Em relação ao contexto da moda na década de 60, ocorreu que a democratização da industria gerou um comércio do ready-to-wear ou prêt-a-porter: peças prontas para usar. As fábricas passam a produzir em maior quantidade modelos inspirados ou copiados de grandes maisons, que até então trabalhavam predominantemente com a alta costura, peças confeccionadas em únicas ou poucas unidades. Levavam mais tempo para serem feitas, eram sob medida, e acessível a pouquíssimos que tinham mais status e recursos financeiros.

Com tal mudança, o público jovem passou a ser consumidor importante, pois a América em sua fase pós-segunda guerra, estava próspera e com adolescentes da era do "baby boom". Estes jovens, cheios de rebeldias e dinheiro, encontravam parte de sua independência de identidade através da moda, rompendo através dos estilos dos modelos de gerações passadas, como a de seus pais. O movimento punk, por exemplo, cresceu e ganhou mais forma, ou mesmo a saia tendo ficado curta, que representava o mostrar do corpo, tal qual o jeans, que passou de uso em fabricas para o Street style, são casos dessas reconstruções por meio da moda.

O papel era justamente provocar impactos visuais para se distinguir de estruturas vigentes até então. Em um ciclo contínuo, tais alterações criam novas referências de tendências, passando assim a serem adotadas para criações de coleções de moda, entrando no mercado de moda para compras mais acessíveis, e tornando-se o "novo predomínio" de estilo. Nesta década, a boutique Bazaar de Mary Quant disseminou a moda das mini saias, presentes nas coleções do estilista André Courrèges, tornando algo Mainstreem e uma febre nas jovens com o acesso a preços mais baixos.
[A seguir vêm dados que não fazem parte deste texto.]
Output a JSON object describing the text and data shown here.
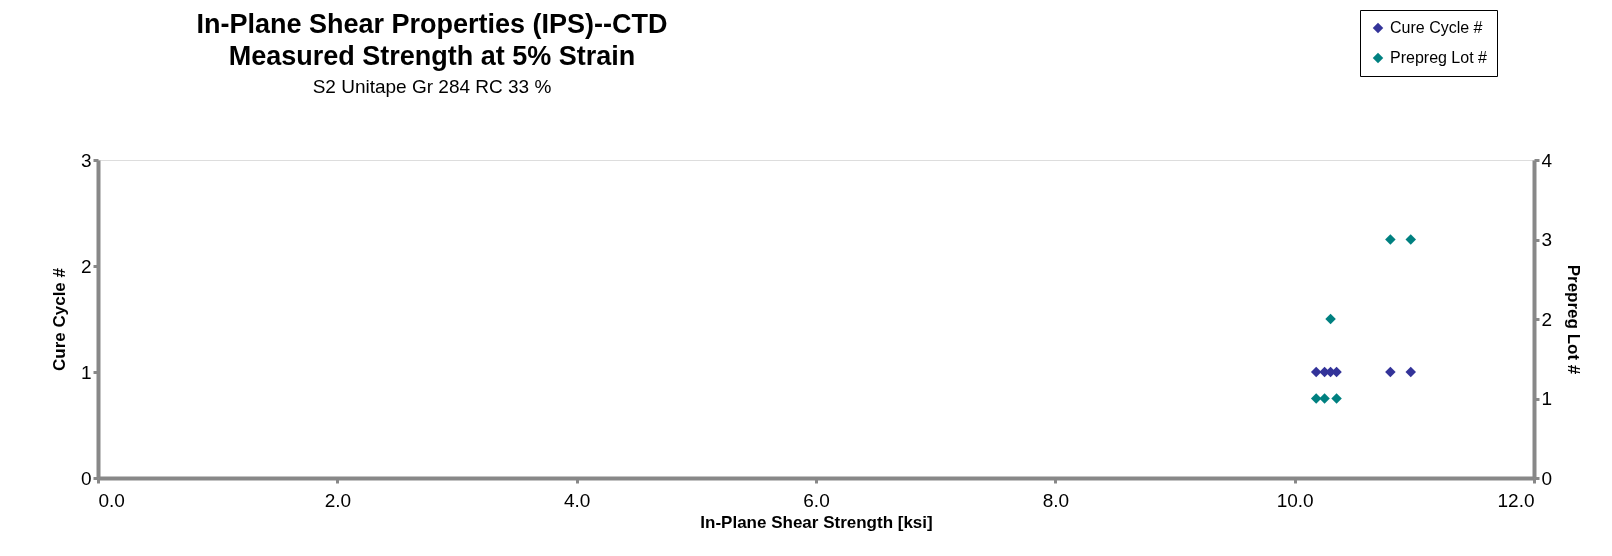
{
  "chart_data": {
    "type": "scatter",
    "title": [
      "In-Plane Shear Properties (IPS)--CTD",
      "Measured Strength at 5% Strain"
    ],
    "subtitle": "S2 Unitape Gr 284 RC 33 %",
    "xlabel": "In-Plane Shear Strength [ksi]",
    "ylabel": "Cure Cycle #",
    "y2label": "Prepreg Lot #",
    "xlim": [
      0,
      12
    ],
    "xticks": [
      {
        "value": 0,
        "label": "0.0"
      },
      {
        "value": 2,
        "label": "2.0"
      },
      {
        "value": 4,
        "label": "4.0"
      },
      {
        "value": 6,
        "label": "6.0"
      },
      {
        "value": 8,
        "label": "8.0"
      },
      {
        "value": 10,
        "label": "10.0"
      },
      {
        "value": 12,
        "label": "12.0"
      }
    ],
    "ylim": [
      0,
      3
    ],
    "yticks": [
      0,
      1,
      2,
      3
    ],
    "y2lim": [
      0,
      4
    ],
    "y2ticks": [
      0,
      1,
      2,
      3,
      4
    ],
    "grid": false,
    "legend": "top right",
    "marker": "diamond",
    "series": [
      {
        "name": "Cure Cycle #",
        "color": "#333399",
        "x": [
          10.18,
          10.25,
          10.3,
          10.35,
          10.8,
          10.97
        ],
        "values": [
          1,
          1,
          1,
          1,
          1,
          1
        ]
      },
      {
        "name": "Prepreg Lot #",
        "color": "#008080",
        "axis": "y2",
        "x": [
          10.18,
          10.25,
          10.35,
          10.3,
          10.8,
          10.97
        ],
        "values": [
          1,
          1,
          1,
          2,
          3,
          3
        ]
      }
    ]
  }
}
Tais constantes transformações que nos referimos no início deste texto, em que levou a figurinista do filme a manter-se atenta e atualizada em sua organização dos trajes dos personagens. Pois, essas mudanças foram ficando tão rápidas que demarcar o tempo-espaço fílmico tornou-se um desafio: visto que a duração de uma produção cinematográfica era mais longa que atualmente em tal época.

A quantidade de lojas ready-to-wear e estilos de roupas aumentavam, enquanto o tempo entre cada novo lançamento diminuía. Se na grande maioria dos filmes até tal período verificam-se personagens com um guarda-roupa mais sucinto (menos trocas de roupa), em "O bebê de Rosemary" já percebe-se outra lógica. Em outras palavras, o volume de "looks" evidência no cinema o cenário de moda no contexto da vida, bem como, os novos recursos em fabricação e acessos a produção de figurinos. Isso demonstra outro fator: o estilo de vestimentas passando de trajes mais elaborados, glamurosos, para aqueles mais urbanos e casuais (dentro do que significa casualidade naquele tempo-espaço).

Rosemary faz o estilo moça de classe, mas sua posição econômica exata não fica clara no filme. Percebemos que é educada, tem "bom gosto" e desejos de uma vida confortável, mas se mostra uma pessoa simples, sem muitos caprichos extravagantes. A interpretação de seu status é exibido através do apartamento e das roupas que ela e Guy (seu marido) usam. O estilo de Rosemary se mantém impecável mesmo quando Guy não está indo bem na carreira, e esse fator acaba, propositalmente ou não, expondo justamente a acessibilidade ao consumo de produtos de moda de tal época; disponível a uma variedade maior das camadas econômicas.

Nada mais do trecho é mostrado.